Annegret Kramp-Karrenbauer et Angela Merkel, à Hambourg, le 7 décembre. / ODD ANDERSEN / AFP

Editorial du « Monde ». Les dirigeants – politiques, en particulier – ont généralement le plus grand mal à admettre qu’ils ont fait leur temps. Angela Merkel ne fait pas exception. Le début plus que chaotique de son quatrième mandat de chancelière donne raison à ceux qui, avant les élections législatives de 2017, craignaient que ce mandat ne fût celui de trop. Il faut toutefois reconnaître à Mme Merkel un mérite : celui d’avoir assuré, dans de bonnes conditions, sa succession à la tête de l’Union chrétienne-démocrate (CDU), le parti qu’elle dirigeait depuis avril 2000 et à la présidence duquel l’a remplacée, vendredi 7 décembre, Annegret Kramp-Karrenbauer.

Certes, ce scénario n’était pas celui qu’elle avait imaginé au départ. Pour elle, les fonctions de chancelière et de chef de parti ne devaient pas être dissociées. Mais le recul de la CDU aux élections régionales dans la Hesse, le 28 octobre, l’a incitée à revoir ses plans et à quitter, plus tôt qu’elle ne l’avait souhaité, la présidence du parti. C’était sans doute la décision la plus sage. Et la campagne interne aura été à bien des égards exemplaire.

Pendant six semaines, la CDU a su organiser un vrai débat démocratique. Les trois candidats à la succession de Mme Merkel se sont confrontés aux militants du parti dans huit villes différentes. Des séances de trois heures à chaque fois, dans des salles pleines à craquer, lors desquelles ils ont répondu à des dizaines de questions, souvent pointues, le tout dans une atmosphère respectueuse. Après les récents revers électoraux de la CDU, l’heure aurait pu être aux règlements de comptes sanglants. Il n’en a rien été. La bataille a certes été rude, mais elle s’est faite à la loyale, et le parti de Mme Merkel, qui s’était passablement assoupi ces dernières années, a montré qu’il était encore bien vivant.

Un visage plutôt rassurant

En ces temps de surenchère populiste, la droite allemande a également montré un visage plutôt rassurant. A une ou deux exceptions près, les candidats à la présidence de la CSU ont évité les propositions démagogiques. Ils ont ainsi tiré les leçons des élections bavaroises du 14 octobre, où leurs alliés de la CSU ont fait le douloureux constat que, en entraînant leur parti très loin vers la droite, ils perdaient beaucoup d’électeurs au centre – en particulier au profit des Verts – sans pour autant faire baisser l’extrême droite.

Cela ne signifie pas que la tâche de Mme Kramp-Karrenbauer soit facile, au contraire.
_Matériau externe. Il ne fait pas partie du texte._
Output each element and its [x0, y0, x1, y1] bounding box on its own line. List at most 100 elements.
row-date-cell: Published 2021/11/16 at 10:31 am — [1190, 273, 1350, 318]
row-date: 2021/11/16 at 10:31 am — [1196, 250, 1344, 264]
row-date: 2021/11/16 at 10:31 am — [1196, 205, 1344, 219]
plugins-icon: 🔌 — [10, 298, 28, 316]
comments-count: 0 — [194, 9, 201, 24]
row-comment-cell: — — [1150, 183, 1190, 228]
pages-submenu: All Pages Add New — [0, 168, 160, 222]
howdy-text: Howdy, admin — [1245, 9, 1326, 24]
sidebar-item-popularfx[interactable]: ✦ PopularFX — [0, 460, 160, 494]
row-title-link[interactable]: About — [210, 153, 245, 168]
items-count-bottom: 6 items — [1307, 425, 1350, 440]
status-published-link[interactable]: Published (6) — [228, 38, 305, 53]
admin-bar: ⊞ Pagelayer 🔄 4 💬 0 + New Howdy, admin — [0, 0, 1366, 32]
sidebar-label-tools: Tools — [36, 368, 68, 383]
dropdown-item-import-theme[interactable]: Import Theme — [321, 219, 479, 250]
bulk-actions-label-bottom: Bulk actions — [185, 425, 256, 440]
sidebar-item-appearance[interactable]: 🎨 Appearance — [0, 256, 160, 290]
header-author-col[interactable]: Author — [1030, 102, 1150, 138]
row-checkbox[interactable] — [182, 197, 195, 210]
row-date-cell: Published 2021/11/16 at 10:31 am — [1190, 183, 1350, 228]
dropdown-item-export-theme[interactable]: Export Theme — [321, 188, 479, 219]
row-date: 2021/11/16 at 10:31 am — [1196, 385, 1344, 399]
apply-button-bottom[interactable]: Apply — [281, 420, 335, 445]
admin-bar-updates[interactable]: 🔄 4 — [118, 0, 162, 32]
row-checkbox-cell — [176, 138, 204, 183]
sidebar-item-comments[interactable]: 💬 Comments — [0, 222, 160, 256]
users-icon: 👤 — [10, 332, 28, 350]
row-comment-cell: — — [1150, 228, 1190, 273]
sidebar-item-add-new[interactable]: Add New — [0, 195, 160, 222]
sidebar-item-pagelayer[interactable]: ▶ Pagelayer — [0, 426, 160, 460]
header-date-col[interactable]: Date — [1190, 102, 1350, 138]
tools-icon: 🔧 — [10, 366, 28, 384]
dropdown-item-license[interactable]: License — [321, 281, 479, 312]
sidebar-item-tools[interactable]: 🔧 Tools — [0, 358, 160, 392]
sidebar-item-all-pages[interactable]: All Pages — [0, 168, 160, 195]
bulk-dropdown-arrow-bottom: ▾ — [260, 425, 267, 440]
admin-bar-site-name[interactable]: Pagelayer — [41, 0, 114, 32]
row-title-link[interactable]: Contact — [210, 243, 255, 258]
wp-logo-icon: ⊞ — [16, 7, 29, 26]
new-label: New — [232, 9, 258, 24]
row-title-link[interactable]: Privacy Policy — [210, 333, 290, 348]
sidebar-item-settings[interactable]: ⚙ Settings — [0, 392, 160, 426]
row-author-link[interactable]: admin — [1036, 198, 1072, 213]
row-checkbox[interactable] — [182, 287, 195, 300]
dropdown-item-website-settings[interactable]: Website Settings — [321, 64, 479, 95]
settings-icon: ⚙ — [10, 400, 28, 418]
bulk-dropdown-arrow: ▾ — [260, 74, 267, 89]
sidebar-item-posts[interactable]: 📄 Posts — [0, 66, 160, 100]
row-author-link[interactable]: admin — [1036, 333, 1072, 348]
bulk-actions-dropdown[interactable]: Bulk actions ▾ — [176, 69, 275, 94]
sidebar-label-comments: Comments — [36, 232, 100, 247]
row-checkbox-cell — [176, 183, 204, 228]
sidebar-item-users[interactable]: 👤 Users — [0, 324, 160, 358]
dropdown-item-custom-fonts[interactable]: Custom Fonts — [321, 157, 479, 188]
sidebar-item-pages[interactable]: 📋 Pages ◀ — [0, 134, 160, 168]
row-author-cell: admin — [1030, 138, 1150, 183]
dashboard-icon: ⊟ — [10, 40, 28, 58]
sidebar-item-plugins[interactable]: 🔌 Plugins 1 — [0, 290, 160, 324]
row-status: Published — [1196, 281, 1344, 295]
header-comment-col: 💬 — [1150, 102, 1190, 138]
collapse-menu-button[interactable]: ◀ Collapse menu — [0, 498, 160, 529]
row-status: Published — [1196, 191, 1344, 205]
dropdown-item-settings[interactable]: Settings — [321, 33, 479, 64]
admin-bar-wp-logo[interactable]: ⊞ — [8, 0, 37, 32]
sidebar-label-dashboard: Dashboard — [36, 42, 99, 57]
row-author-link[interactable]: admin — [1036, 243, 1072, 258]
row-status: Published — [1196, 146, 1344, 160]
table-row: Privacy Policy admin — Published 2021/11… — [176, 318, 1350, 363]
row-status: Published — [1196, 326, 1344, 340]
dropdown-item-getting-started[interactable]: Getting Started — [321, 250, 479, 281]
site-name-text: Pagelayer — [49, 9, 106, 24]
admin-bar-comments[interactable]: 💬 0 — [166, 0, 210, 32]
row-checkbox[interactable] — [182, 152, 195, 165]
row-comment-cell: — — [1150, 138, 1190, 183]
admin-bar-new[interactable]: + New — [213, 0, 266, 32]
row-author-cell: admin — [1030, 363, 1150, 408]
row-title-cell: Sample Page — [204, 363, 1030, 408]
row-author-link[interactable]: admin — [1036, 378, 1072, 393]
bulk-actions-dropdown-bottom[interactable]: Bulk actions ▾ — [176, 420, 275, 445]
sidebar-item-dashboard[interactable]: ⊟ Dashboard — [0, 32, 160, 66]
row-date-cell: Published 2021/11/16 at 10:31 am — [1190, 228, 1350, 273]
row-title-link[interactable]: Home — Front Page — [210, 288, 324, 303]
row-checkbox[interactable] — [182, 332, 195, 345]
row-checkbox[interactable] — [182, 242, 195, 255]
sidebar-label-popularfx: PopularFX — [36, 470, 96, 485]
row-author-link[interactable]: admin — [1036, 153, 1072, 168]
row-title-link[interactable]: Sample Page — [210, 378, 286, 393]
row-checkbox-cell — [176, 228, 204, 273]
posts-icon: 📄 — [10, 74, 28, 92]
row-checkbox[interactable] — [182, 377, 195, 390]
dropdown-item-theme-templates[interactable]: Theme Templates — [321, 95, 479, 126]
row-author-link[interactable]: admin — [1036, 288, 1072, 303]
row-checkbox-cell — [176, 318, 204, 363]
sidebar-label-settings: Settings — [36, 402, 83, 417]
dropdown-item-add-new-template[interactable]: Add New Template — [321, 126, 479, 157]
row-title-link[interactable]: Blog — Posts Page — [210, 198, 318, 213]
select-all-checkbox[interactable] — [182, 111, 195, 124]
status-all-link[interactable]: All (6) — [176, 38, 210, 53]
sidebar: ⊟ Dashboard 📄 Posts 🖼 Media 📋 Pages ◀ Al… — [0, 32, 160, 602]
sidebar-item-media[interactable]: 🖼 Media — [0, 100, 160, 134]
L’ex-ministre-présidente de la Sarre doit d’abord rassembler, alors qu’elle n’a été élue qu’à une très courte majorité (51,7 %) face à un candidat qui représentait l’opposition interne à Mme Merkel. Il faut ensuite doter la CDU d’un nouveau programme (l’actuel date de 2007). Elle doit également moderniser le parti, en répondant à la soif de débats qu’a suscitée la campagne, mais aussi en le rajeunissant et en le féminisant : si une femme succède à une femme à la tête de la CDU, cela ne doit pas faire oublier que, parmi les députés conservateurs, les femmes ne sont que 20 %.

Dernière tâche, enfin, et non des moindres : endiguer la montée de l’extrême droite, en particulier en ex-Allemagne de l’Est où, ces dernières années, la CDU a cédé beaucoup de terrain à l’AfD, en gérant souvent maladroitement les conséquences politiques de la crise migratoire. A ce titre, la responsabilité de Mme Kramp-Karrenbauer est immense. Compte tenu de son poids en Europe et de la crise démocratique que traversent nombre de ses voisins, la stabilité politique de l’Allemagne est un impératif absolu.